Cette formule lapidaire légitime à elle seule, les interrogations qui ont accompagné dans cette affaire et à son issue, l’action de notre pays. Mais elle témoigne surtout du problème crucial que pose, du point de vue du fonctionnement de nos institutions républicaines et de la démocratie, cette fuite en avant dans la présidentialisation des orientations données à la politique internationale de la France et à ses relations extérieures, quand les problèmes du monde nécessiteraient à l’opposé, information, débat et l’essor d’une diplomatie française ouverte à l’objectif de coopération et de fraternité des peuples.
Sur le fond de cette affaire, des questions restées sans réponse définitive malgré les travaux de la commission, confirment les incertitudes et désaccords partagés par l’opinion.
Faut-il vendre des armes au régime libyen ? Faut-il contribuer à l’affirmation précipitée, d’un nouveau statut de l’Etat libyen au sein des Nations, alors que les infirmières et le médecin venus témoigner devant la commission, ont souligné la persistance des tortures et traitements indignes dont eux-mêmes ont été victimes ? Faut-il croire, dans un tel contexte, à la « contagion de la démocratie » évoquée par le ministre des Affaires étrangères ? Faut-il avaliser les propos du conseiller diplomatique du Président de la République, Jean-David Levitte, décrivant devant la commission, un pays sur le chemin de la "rédemption", et qui : « après avoir tout fait pour se mettre au banc des nations – soutien au terrorisme, violation des droits de l’homme, constitution d’un arsenal d’armes de destruction massive – a ensuite tout fait pour, progressivement, revenir dans le concert des nations (…) » ?
Les aspects financiers de cette affaire, le rôle du Qatar sur ce point, n’ont pas été pleinement élucidés, loin s’en faut.
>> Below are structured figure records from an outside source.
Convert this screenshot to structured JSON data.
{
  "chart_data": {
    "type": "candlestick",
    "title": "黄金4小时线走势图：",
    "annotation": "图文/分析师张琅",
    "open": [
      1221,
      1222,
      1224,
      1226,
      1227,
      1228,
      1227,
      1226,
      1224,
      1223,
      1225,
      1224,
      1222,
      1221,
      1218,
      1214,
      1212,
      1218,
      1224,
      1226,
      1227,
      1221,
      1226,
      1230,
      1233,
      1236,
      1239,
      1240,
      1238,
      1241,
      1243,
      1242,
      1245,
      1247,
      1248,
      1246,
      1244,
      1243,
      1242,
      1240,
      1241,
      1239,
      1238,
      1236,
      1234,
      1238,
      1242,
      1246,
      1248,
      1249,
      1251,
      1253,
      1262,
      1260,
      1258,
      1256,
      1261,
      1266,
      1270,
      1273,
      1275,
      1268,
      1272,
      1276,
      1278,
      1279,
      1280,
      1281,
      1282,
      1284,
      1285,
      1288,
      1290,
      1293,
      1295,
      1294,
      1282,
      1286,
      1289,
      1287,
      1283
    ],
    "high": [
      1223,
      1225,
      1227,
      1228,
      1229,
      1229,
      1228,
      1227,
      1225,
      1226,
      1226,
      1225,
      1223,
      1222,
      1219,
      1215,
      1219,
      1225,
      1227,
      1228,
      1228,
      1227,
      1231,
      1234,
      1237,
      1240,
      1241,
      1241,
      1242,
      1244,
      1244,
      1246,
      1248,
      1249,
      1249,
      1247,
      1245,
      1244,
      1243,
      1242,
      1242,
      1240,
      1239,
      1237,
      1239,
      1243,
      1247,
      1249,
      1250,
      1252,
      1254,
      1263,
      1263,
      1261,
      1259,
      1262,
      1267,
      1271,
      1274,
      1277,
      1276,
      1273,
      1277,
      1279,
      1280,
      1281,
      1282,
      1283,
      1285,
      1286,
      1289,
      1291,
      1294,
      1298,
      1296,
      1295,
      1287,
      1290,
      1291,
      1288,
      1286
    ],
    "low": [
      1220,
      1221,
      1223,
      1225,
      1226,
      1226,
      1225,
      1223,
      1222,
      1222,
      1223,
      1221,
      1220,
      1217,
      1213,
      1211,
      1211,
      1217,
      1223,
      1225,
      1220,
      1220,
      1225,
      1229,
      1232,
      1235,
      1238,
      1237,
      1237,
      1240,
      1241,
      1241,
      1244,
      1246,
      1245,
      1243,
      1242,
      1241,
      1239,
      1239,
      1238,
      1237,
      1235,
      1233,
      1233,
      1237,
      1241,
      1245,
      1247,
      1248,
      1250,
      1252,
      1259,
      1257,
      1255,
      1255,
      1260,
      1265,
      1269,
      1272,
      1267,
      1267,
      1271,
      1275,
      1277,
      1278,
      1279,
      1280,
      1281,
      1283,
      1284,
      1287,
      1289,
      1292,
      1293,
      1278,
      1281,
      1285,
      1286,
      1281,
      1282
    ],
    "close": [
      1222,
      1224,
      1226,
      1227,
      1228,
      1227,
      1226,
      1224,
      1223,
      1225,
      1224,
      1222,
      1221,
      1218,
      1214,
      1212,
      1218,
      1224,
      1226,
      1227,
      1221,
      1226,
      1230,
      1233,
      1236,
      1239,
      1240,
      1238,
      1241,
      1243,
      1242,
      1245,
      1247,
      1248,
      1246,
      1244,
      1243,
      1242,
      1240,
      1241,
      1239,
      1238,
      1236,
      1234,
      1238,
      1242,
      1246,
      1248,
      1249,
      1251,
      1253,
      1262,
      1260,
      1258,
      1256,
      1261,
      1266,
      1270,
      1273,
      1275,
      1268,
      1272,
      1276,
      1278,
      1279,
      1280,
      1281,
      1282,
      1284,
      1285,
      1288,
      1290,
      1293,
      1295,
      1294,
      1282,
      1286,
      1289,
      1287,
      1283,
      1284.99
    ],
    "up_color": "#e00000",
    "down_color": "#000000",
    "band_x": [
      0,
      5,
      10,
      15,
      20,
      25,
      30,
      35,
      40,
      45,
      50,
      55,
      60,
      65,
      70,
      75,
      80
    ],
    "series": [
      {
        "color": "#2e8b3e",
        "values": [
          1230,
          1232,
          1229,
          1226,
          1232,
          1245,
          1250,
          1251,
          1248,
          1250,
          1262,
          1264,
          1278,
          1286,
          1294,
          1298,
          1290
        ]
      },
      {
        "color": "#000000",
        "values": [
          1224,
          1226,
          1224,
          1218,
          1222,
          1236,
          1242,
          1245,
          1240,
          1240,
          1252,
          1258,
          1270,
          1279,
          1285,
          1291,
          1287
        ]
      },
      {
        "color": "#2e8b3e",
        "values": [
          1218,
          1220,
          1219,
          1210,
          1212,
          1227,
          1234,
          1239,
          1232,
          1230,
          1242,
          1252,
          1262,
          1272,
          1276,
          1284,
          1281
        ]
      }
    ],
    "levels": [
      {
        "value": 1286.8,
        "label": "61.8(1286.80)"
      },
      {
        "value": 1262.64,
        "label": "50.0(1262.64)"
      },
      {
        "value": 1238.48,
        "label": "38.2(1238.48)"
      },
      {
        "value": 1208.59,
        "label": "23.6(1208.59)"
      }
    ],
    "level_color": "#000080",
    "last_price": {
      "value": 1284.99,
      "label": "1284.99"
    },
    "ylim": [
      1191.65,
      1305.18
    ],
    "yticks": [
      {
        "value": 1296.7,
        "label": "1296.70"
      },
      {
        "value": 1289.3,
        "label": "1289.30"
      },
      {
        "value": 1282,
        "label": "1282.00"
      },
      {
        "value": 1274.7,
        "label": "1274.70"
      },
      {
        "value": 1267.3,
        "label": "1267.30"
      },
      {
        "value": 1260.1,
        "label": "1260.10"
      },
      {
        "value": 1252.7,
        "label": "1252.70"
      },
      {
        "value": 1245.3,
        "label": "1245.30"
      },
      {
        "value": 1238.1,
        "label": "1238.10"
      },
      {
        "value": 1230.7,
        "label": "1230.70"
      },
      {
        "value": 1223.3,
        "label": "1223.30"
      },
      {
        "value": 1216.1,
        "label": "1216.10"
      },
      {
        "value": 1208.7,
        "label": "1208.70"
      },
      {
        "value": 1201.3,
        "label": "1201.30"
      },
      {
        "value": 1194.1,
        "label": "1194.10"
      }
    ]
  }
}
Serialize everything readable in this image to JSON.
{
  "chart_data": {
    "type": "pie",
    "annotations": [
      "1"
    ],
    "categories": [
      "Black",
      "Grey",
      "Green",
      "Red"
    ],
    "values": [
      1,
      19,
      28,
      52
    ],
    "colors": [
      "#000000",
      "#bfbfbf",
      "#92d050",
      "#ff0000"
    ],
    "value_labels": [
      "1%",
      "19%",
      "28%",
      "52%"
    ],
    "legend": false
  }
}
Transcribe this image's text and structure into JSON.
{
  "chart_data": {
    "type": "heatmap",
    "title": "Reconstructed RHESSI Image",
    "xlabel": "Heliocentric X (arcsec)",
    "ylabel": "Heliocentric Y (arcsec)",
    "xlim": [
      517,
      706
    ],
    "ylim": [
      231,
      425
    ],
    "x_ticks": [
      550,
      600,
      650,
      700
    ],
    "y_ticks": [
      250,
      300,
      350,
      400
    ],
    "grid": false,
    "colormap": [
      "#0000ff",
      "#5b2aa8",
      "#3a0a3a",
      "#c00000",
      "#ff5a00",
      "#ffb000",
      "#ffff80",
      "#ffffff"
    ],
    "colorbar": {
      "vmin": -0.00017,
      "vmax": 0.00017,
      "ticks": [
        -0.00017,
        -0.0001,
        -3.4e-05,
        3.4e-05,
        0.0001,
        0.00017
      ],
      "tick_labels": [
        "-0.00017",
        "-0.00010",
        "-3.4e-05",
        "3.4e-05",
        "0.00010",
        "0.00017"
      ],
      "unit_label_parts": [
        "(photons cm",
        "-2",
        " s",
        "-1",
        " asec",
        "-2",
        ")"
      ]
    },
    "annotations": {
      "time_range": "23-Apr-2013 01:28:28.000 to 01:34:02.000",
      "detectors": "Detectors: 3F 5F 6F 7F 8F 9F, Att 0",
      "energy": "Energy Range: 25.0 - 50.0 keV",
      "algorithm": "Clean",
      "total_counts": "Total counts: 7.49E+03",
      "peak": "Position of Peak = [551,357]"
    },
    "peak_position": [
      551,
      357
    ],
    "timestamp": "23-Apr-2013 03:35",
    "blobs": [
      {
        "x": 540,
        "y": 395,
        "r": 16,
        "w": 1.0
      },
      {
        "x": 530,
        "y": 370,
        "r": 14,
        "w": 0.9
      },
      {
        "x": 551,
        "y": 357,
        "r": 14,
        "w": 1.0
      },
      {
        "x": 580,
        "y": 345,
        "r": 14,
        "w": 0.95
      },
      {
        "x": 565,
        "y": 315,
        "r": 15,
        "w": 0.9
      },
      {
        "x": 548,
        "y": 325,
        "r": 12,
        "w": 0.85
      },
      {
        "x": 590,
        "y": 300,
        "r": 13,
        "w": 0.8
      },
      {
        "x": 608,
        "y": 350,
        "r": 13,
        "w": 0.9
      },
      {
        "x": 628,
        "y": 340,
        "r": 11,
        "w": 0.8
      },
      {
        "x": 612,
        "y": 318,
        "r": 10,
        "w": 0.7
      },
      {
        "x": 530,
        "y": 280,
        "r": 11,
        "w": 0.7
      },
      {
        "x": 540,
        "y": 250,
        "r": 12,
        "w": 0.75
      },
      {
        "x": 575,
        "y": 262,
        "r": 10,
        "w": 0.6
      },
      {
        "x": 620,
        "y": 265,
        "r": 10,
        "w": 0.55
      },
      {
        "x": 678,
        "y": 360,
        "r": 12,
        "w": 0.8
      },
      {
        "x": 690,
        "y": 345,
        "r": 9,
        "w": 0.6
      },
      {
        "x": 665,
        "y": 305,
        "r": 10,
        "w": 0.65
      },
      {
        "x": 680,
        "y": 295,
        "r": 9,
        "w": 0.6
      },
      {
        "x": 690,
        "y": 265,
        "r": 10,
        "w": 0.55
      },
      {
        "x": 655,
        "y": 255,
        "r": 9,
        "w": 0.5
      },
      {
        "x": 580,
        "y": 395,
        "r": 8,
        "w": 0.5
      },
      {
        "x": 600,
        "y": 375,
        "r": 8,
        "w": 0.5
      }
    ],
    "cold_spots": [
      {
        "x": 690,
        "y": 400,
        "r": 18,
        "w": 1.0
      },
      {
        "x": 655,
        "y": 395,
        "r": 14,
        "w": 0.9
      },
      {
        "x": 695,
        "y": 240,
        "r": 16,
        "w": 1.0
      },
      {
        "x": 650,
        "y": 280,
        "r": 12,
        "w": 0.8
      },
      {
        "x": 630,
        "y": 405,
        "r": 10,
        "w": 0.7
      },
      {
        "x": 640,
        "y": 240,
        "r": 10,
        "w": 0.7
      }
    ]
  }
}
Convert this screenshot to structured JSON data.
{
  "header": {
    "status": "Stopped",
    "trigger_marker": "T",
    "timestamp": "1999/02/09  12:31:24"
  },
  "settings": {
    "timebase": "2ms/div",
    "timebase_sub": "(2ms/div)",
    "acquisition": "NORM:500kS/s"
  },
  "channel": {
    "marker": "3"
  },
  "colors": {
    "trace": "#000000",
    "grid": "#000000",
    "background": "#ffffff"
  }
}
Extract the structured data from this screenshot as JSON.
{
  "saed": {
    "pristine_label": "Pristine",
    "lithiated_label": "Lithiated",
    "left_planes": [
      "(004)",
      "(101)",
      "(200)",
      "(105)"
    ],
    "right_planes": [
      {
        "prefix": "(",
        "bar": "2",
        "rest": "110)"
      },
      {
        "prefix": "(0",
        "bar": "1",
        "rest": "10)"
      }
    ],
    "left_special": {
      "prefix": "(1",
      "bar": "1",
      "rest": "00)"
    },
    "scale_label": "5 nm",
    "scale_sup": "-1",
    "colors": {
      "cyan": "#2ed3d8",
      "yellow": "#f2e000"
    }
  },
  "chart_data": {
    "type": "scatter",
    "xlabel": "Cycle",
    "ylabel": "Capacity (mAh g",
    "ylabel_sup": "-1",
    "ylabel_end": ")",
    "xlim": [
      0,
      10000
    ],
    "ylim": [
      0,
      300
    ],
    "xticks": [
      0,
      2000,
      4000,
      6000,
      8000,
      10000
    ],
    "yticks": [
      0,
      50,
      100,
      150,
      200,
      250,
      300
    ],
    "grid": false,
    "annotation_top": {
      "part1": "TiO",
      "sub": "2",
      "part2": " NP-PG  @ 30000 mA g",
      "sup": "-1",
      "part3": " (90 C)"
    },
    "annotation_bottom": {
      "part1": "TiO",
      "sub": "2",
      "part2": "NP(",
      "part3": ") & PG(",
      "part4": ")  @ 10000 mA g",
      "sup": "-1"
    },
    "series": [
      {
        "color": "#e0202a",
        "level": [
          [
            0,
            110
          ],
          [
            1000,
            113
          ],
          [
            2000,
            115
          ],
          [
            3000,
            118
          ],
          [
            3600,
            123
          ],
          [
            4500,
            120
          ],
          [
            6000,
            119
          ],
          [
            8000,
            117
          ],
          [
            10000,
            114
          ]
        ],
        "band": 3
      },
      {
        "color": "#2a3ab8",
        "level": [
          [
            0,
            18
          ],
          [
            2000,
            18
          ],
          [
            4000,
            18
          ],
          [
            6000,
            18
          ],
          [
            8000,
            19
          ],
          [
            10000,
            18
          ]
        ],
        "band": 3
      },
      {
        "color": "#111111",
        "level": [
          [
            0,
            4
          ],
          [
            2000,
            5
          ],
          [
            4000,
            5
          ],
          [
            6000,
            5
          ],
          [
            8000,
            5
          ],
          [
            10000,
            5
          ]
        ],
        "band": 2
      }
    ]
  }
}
Enfin comment ne pas évoquer le quitus donné de fait par notre pays au régime libyen et au colonel Kadhafi avec le séjour en France de ce dernier ? Cette visite a fortement choqué la population française et beaucoup de celles et de ceux qui en Europe et dans le monde, sont attachés au respect des Droits de l’Homme.
Loin de conforter l’image presque aseptisée que d’aucuns ont voulu donner de cet Etat avec lequel les grands milieux d’affaires entendent développer des partenariats sources de profits, cette visite dont les prolongements économiques et commerciaux sont très loin d’être confirmés à ce jour, a renforcé les craintes de nos concitoyens et leur résolution à ne pas voir notre pays compromis par ce type de situation.
Il est heureux que les échanges et témoignages suscités par la commission d’enquête parlementaire aient permis d’établir une part de vérité sur ce dossier ; part très insuffisante cependant, ce qui ne peut me conduire qu’à m’abstenir sur le rapport rendant compte de ses travaux.